Trimbow now available on the PBS for COPD
The triple therapy inhaler Trimbow (beclometasone dipropionate 100 µg, formoterol fumarate dihydrate 6 µg and glycopyrronium 10 µg) has been added to the PBS for the treatment of moderate to severe COPD requiring a step up from dual therapy.
Professor Frank Thien, director of respiratory medicine at Eastern Health and Monash University, said in a statement from Chiesi that a single inhaler with triple agents can also simplify the treatment for patients switching from ICS+LABA+LAMA in multiple inhalers.
“In the case of Trimbow, the additional advantage of extrafine particle size affords greater lung penetration and deposition compared with larger particle inhalers,” he said.
Observational studies funded by Chiesi – here and here – have shown that switching from triple therapy in multiple inhalers to extrafine Trimbow improved health related quality of life and adherence to therapy.
The clinical benefit of the difference in particle lung deposition has not been demonstrated in head-to-head clinical trials.
Mapping the flow of coronavirus in the lungs
Researchers have modelled the likely flow of the coronavirus into the terminal airways of the respiratory system.
A computational fluid dynamics investigation of virus aerosol transport in a digital model of the human airways found SARS CoV-2 aerosol deposition was higher on the right side of the lung compared to the left side for all airflow rates.
“The concentration curve shows the SARS CoV-2 aerosol deposition concentration is found to be higher at the upper as well as middle bifurcations of the 17-generation model.”
However the deposition hot spot in the left lung includes the lower lobes but varies with airflow rates.
“The results of this study provide a precise knowledge of the SARs CoV-2 particle transport to the lower branches and could help the lung health risk assessment system,” the researchers said.

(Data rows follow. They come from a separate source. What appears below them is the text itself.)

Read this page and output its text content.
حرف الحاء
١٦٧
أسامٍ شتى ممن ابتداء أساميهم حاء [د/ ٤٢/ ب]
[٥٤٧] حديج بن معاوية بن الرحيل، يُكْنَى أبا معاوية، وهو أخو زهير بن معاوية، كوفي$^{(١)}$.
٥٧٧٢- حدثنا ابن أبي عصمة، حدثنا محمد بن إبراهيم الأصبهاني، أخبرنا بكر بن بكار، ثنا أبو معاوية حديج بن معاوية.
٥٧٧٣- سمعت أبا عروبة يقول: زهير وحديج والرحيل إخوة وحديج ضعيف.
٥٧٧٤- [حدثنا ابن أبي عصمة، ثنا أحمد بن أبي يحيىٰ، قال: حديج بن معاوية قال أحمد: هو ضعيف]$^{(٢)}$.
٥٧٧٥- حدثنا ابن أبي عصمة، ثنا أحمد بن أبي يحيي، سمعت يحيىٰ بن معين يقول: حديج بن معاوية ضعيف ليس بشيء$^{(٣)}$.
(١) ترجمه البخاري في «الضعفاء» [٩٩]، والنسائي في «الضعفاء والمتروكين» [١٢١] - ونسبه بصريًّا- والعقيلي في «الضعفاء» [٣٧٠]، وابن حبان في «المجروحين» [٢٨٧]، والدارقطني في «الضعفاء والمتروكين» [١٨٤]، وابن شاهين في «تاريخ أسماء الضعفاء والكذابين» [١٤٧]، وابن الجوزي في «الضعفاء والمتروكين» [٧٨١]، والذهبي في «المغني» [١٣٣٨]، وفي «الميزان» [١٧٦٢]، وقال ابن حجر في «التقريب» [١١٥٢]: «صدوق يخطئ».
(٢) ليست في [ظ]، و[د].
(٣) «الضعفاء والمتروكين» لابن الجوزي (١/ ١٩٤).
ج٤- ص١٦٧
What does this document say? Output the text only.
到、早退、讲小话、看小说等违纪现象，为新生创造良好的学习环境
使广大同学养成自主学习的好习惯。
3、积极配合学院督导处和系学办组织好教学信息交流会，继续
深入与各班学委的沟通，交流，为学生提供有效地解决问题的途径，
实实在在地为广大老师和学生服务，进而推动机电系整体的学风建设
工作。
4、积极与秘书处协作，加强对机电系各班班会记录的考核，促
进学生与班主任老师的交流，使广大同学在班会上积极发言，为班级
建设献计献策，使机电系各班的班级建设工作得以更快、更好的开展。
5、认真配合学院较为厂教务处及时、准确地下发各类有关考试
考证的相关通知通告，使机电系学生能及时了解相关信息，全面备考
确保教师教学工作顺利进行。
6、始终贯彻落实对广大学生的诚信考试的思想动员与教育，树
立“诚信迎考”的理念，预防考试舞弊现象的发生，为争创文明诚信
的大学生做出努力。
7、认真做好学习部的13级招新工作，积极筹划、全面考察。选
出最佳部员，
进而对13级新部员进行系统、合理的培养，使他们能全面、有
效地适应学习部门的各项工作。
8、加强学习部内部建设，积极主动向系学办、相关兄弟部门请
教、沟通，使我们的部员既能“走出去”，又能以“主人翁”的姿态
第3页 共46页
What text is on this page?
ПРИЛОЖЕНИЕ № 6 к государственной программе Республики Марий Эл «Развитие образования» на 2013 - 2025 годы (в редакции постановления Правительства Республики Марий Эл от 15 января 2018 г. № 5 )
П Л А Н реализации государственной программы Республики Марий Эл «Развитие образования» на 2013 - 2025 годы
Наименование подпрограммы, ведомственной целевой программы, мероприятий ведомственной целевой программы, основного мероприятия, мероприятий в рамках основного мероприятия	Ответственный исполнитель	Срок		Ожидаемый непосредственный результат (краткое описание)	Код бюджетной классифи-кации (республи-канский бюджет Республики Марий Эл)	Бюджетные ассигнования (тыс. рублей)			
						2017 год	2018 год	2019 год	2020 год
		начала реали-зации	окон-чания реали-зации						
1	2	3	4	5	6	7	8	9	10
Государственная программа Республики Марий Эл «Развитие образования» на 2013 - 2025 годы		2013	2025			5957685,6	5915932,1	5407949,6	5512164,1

COPD burden in Australia updated
The prevalence estimate of all COPD is 8.30% for Australian adults aged 40 or more years, according to an update of the Burden of Obstructive Lung Disease study.
The COPD burden includes 2.52% with mild breathlessness, 0.99% with moderate breathlessness and 0.91% with severe breathlessness.
As expected, COPD gradually increased with age and was about five times more common in those aged 75 or more years than in 40-44 years olds.
COPD with mild breathlessness – cough and shortness of breath after heavy physical activity, but able to walk long distances and climb stairs – was more common in men than women.
However COPD with moderate breathlessness – cough, wheezing and shortness of breath, even after light physical activity. Feels tired and can walk only short distances or climb only a few stairs – was more common in women than men.
The prevalence of COPD with severe breathlessness – cough, wheezing and shortness of breath all the time. Has great difficulty walking even short distances or climbing any stairs, feels tired when at rest and is anxious – was similar in men and women.
“Up-to-date information about the prevalence and distribution of COPD in Australia will enable better planning and resource allocation to address this substantial ongoing health challenge,” the study said.